Denise Araripe
José Maria Dias da Cruz
Tenho pensado muito no trabalho de Denise Araripe. Como cada vez mais me afasto de discussões teóricas pelas minhas buscas por um contato mais poético, e aí reside o que de mais perturbador contém uma obra de arte, digo que nesse recente trabalho vejo alguma coisa como uma autobiografia inelegível face a um auto retrato indecifrável. No exato intervalo entre um e outro alguma coisa se materializa, e isto é a obra, e nela procuro encontrar alguma resposta. Mas o enigma permanece, não obstante todo esforço de não se deixar que a pintura morra por uma segunda vez, conforme nos alertava Leonardo pensando talvez no artista como um semi Deus. Não, hoje o pintor perdeu essa ingenuidade. Está cru. Cito aqui uma passagem de Fernando Pessoa do livro do Desassossego. "A literatura, que é a arte casada com o pensamento e a realização sem a mácula da realidade, parece-me ser o fim para que deveria tender todo esforço humano, se fosse verdadeiramente humano, e não uma superfluidade do animal. Creio que dizer uma coisa é conservar-lhe a virtude e tirar-lhe o terror. Os campos são mais verdes no dizer-se do que no seu verdor. As flores, se forem descritas com frases que as definam no ar da imaginação, terão cores de uma permanência que a vida celular não permite." Há aqueles versos de Fernando Pessoa que todo mundo conhece, "todo poeta é um fingidor.." Há, também, o pensamento de Braque no qual ele diz que a verdade existe, inventamos apenas a mentira.
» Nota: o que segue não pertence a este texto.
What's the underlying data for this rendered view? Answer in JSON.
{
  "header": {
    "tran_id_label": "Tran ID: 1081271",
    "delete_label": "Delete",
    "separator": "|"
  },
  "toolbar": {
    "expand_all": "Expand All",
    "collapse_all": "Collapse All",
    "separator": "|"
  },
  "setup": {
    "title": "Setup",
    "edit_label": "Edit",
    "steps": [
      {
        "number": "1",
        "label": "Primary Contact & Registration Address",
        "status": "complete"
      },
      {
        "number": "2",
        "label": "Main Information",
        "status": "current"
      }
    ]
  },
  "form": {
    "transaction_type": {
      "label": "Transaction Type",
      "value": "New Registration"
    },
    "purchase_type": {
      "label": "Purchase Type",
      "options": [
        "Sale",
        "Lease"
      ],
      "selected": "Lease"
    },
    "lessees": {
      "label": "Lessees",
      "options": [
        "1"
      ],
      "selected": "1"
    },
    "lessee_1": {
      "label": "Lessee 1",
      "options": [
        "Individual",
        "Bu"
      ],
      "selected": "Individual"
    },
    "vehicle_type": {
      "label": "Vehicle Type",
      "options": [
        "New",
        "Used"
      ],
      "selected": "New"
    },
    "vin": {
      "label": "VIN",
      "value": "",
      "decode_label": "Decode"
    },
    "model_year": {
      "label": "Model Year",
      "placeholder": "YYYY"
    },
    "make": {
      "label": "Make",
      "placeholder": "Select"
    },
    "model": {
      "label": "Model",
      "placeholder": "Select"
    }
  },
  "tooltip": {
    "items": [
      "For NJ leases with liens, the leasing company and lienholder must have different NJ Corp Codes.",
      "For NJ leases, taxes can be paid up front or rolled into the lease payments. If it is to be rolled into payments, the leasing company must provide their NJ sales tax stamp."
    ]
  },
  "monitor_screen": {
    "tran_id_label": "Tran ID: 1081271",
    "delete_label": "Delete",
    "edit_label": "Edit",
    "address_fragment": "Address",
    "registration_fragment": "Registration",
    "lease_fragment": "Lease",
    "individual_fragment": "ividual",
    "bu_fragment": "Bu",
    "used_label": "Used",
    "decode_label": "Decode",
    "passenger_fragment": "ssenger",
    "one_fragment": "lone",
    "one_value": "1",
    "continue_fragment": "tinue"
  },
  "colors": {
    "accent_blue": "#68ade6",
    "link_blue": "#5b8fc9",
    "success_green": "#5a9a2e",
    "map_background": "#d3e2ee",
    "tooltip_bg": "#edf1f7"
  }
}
Há toda uma experiência minha que diante dos trabalhos de Denise se me aflora. Há ainda o que ela me disse. Ir, agora, no fundo de sua experiência pessoal para sentir, através da arte, que sempre foi sua vocação e objeto de seus estudos, respostas para entender esse momento de crise em que vivemos.
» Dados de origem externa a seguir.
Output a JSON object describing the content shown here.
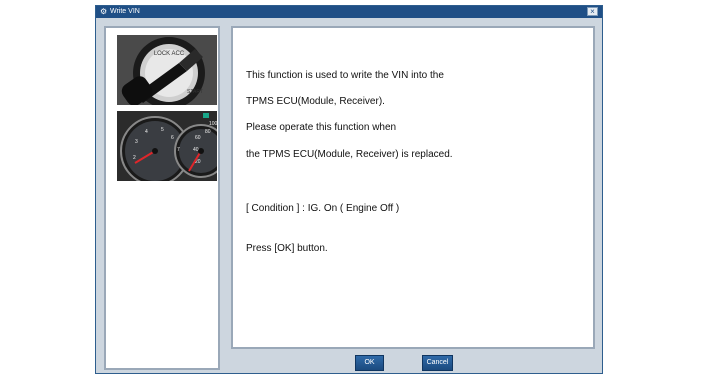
{
  "window": {
    "title": "Write VIN",
    "icon": "app-icon",
    "close_icon": "close-icon"
  },
  "images": {
    "left_top": "ignition-key-image",
    "left_bottom": "instrument-cluster-image"
  },
  "message": {
    "line1": "This function is used to write the VIN into the",
    "line2": "TPMS ECU(Module, Receiver).",
    "line3": "Please operate this function when",
    "line4": "the TPMS ECU(Module, Receiver) is replaced.",
    "line5": "[ Condition ] : IG. On ( Engine Off )",
    "line6": "Press [OK] button."
  },
  "buttons": {
    "ok": "OK",
    "cancel": "Cancel"
  },
  "colors": {
    "titlebar": "#1f4f86",
    "button": "#1b4a7e",
    "panel_border": "#9aa8b8"
  }
}
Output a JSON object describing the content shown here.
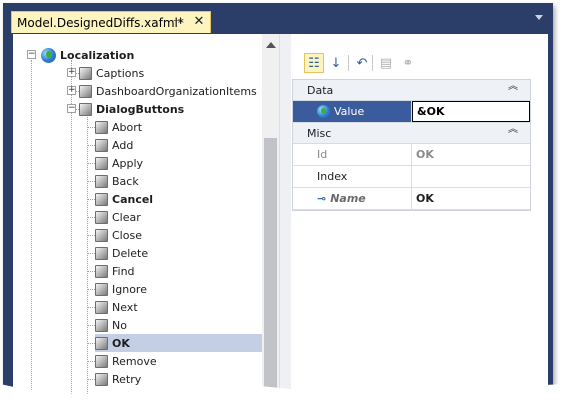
{
  "window": {
    "tab_title": "Model.DesignedDiffs.xafml*",
    "pin_icon": "pin-icon",
    "close_icon": "close-icon"
  },
  "tree": {
    "root": {
      "label": "Localization",
      "icon": "globe-icon",
      "expanded": true
    },
    "groups": [
      {
        "label": "Captions",
        "expanded": false
      },
      {
        "label": "DashboardOrganizationItems",
        "expanded": false
      },
      {
        "label": "DialogButtons",
        "expanded": true
      }
    ],
    "items": [
      {
        "label": "Abort",
        "bold": false,
        "selected": false
      },
      {
        "label": "Add",
        "bold": false,
        "selected": false
      },
      {
        "label": "Apply",
        "bold": false,
        "selected": false
      },
      {
        "label": "Back",
        "bold": false,
        "selected": false
      },
      {
        "label": "Cancel",
        "bold": true,
        "selected": false
      },
      {
        "label": "Clear",
        "bold": false,
        "selected": false
      },
      {
        "label": "Close",
        "bold": false,
        "selected": false
      },
      {
        "label": "Delete",
        "bold": false,
        "selected": false
      },
      {
        "label": "Find",
        "bold": false,
        "selected": false
      },
      {
        "label": "Ignore",
        "bold": false,
        "selected": false
      },
      {
        "label": "Next",
        "bold": false,
        "selected": false
      },
      {
        "label": "No",
        "bold": false,
        "selected": false
      },
      {
        "label": "OK",
        "bold": true,
        "selected": true
      },
      {
        "label": "Remove",
        "bold": false,
        "selected": false
      },
      {
        "label": "Retry",
        "bold": false,
        "selected": false
      }
    ]
  },
  "toolbar": {
    "buttons": [
      {
        "name": "categorized-icon",
        "glyph": "☷",
        "active": true,
        "disabled": false
      },
      {
        "name": "sort-alphabetical-icon",
        "glyph": "↓",
        "active": false,
        "disabled": false
      },
      {
        "name": "undo-icon",
        "glyph": "↶",
        "active": false,
        "disabled": false
      },
      {
        "name": "properties-icon",
        "glyph": "▤",
        "active": false,
        "disabled": true
      },
      {
        "name": "link-icon",
        "glyph": "⚭",
        "active": false,
        "disabled": true
      }
    ]
  },
  "property_grid": {
    "categories": [
      {
        "label": "Data",
        "properties": [
          {
            "name": "Value",
            "value": "&OK",
            "icon": "globe-icon",
            "selected": true,
            "disabled": false,
            "italic": false
          }
        ]
      },
      {
        "label": "Misc",
        "properties": [
          {
            "name": "Id",
            "value": "OK",
            "icon": "",
            "selected": false,
            "disabled": true,
            "italic": false
          },
          {
            "name": "Index",
            "value": "",
            "icon": "",
            "selected": false,
            "disabled": false,
            "italic": false
          },
          {
            "name": "Name",
            "value": "OK",
            "icon": "key-icon",
            "selected": false,
            "disabled": false,
            "italic": true
          }
        ]
      }
    ]
  },
  "colors": {
    "frame": "#2b3e69",
    "tab_active": "#fdf4bf",
    "selection": "#c4cfe6",
    "grid_selection": "#3a5c9c"
  }
}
Folhas de um diário, quase ao acaso, são aproveitadas para a realização de um trabalho. A criatividade se impõe criando suas próprias regras. Uma nova ordem se estabelece. Denise nos mostra como podemos pensar um quadro hoje, livre de todas as amarras. Colagens constróem o essencial de uma autobiografia. Aliás aurobiografia é o título de vários poemas de Michal Palmer, e de um deles tiro esses
versos: "Você deve ter me confundido comigo mesmo / Ainda que nuvens se abram". Indagamo-nos. Daí procurar uma resposta em um poeta cujo nome me escapa. "Só amor é mais forte que uma verdade que nos quer destruir."
Tudo em volta é um enigma. É importante procurarmos ouvir o que a Denise quer nos dizer.